In the northern hemisphere, the starry sky will continue to rotate along the North Star. Therefore, we have the effect of star trails. In the southern hemisphere, although the starry sky is rotating, the North Star is not visible. For different regions, the closer you are to the equator, the more stars you can see, and the closer you are to the poles, the faster the stars will rotate.
For the Milky Way, the Milky Way is also constantly rotating, but due to the different months, the Milky Way appears at a different location every night. From January to December, the appearance time of the Milky Way core is gradually advanced, but in the first 1-4 months of the year, the Milky Way core has not yet risen before dawn; and after October, the Milky Way core waits until dark and has fallen on the horizon. under.
Therefore, the appropriate shooting time of the year is from April to October. The Milky Way in April appears at dawn, and the Milky Way in October is after sunset. (The opposite is the case in the southern hemisphere) The core of the Milky Way is generally located in the south, which varies according to seasons and time, but the south is the basic direction.
·About star trails
First of all, the stars are constantly moving with the movement of the earth. The stars in the sky will rotate clockwise with the North Star as the midpoint (Northern Hemisphere), so as long as we expose them, the stars will have trajectories. For shooting the starry sky, whether you want to shoot the star trails, or simply shoot the starry sky, or shoot the Milky Way, there will be star trails.
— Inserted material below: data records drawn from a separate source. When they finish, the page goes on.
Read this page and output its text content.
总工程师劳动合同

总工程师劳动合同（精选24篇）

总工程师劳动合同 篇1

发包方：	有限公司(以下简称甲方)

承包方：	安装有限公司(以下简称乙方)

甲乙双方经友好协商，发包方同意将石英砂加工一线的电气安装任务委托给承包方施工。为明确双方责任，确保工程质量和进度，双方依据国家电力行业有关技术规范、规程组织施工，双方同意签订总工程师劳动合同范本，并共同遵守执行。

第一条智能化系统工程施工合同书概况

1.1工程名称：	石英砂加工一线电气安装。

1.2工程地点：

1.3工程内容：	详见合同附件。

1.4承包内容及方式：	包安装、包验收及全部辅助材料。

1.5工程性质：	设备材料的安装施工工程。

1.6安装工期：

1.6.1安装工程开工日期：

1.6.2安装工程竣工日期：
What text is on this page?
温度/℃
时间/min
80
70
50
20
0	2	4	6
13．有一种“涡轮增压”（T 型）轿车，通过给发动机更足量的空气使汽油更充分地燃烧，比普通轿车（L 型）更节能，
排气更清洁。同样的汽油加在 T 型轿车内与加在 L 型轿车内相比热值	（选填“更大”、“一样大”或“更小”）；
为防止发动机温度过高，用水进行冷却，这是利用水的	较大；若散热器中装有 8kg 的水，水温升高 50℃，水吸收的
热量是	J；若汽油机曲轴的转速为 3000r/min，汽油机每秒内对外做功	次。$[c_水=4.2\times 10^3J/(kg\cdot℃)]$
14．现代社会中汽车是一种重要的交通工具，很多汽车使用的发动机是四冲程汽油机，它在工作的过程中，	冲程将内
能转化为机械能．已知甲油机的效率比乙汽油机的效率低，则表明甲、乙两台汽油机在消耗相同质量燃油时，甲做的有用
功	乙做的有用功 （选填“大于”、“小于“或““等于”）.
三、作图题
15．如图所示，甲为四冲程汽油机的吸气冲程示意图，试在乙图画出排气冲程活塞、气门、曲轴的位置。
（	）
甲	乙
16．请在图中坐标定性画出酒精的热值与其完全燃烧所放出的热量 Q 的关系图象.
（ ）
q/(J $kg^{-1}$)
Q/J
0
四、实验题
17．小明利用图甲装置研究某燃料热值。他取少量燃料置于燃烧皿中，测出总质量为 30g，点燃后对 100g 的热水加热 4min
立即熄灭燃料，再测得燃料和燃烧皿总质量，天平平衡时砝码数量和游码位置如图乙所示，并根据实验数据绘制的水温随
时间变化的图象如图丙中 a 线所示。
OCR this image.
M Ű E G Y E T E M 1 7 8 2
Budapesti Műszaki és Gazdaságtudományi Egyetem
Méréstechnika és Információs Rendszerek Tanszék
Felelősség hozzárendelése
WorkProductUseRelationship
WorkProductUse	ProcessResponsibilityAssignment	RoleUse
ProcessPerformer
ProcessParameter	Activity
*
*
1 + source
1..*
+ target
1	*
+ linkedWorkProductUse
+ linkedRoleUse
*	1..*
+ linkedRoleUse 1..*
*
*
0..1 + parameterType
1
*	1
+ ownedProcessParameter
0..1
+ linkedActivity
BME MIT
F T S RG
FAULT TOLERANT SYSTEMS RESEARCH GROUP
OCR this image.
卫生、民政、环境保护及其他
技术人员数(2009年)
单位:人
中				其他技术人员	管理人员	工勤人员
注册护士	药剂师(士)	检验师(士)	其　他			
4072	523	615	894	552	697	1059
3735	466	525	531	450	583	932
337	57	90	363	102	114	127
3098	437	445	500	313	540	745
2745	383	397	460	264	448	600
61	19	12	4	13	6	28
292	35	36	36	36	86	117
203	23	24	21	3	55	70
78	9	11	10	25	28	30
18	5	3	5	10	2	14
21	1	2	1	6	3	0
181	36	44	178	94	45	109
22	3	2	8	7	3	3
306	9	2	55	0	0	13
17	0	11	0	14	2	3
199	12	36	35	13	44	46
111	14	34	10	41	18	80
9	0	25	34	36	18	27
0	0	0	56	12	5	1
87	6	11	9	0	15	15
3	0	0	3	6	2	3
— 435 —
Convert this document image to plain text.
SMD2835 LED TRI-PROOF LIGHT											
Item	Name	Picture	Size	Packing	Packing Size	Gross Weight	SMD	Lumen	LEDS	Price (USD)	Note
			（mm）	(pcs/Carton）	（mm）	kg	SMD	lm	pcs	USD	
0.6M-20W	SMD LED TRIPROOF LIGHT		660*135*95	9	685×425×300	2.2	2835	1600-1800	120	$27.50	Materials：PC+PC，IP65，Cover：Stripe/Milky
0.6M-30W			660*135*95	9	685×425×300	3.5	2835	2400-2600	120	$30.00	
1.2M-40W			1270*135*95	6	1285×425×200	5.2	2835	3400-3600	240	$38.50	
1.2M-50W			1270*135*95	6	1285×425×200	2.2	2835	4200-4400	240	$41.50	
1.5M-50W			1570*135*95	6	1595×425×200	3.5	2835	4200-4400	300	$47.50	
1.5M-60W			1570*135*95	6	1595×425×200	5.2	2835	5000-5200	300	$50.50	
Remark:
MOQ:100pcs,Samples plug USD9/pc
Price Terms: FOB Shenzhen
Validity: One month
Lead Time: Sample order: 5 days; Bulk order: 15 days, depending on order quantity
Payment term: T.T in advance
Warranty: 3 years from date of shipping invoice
For the movement of the star trails, there are the following principles: the longer the time, the longer the star trails; the larger the aperture, the higher the sensitivity, the thicker the star trails; the longer the focal length, the longer the star trails at the same time. Of course, if you use an equatorial mount, there will be no smear, you can use a long time exposure, so the sensitivity can also be used lower.
500 principle: For shooting the Milky Way, the star trails produced by the long exposure will cause the Milky Way to smear. Usually, we can follow the 500 principle when shooting, that is, when shooting the Milky Way, the equivalent focal length × exposure time <500. ·The basics of starry sky shooting
Three basic principles for shooting starry sky: large aperture, high ISO, and long exposure; requirements for shooting exposure: increase the brightness of the picture as much as possible. Normally, for the clarity of the starry sky: aperture ≥ sensitivity> exposure time; for noise control, in order to produce as little noise as possible in actual shooting, the exposure should be increased as much as possible without overexposure. In order to improve the signal-to-noise ratio, bright pictures will always have less noise than underexposed pictures.
·Star Trail Shooting
For star trail shooting, there are two methods, one is superposition and the other is direct shooting. For the field without light pollution, long time exposure will not overexpose the sky background, so direct long-term shooting can be used; but for illuminated areas, such as urban areas, only the superposition method can be used. Direct shooting will inevitably appear on the ground Of overexposure or flare in the sky. When shooting star trails, if it is facing north, the star trails will be round, otherwise it will be diagonal.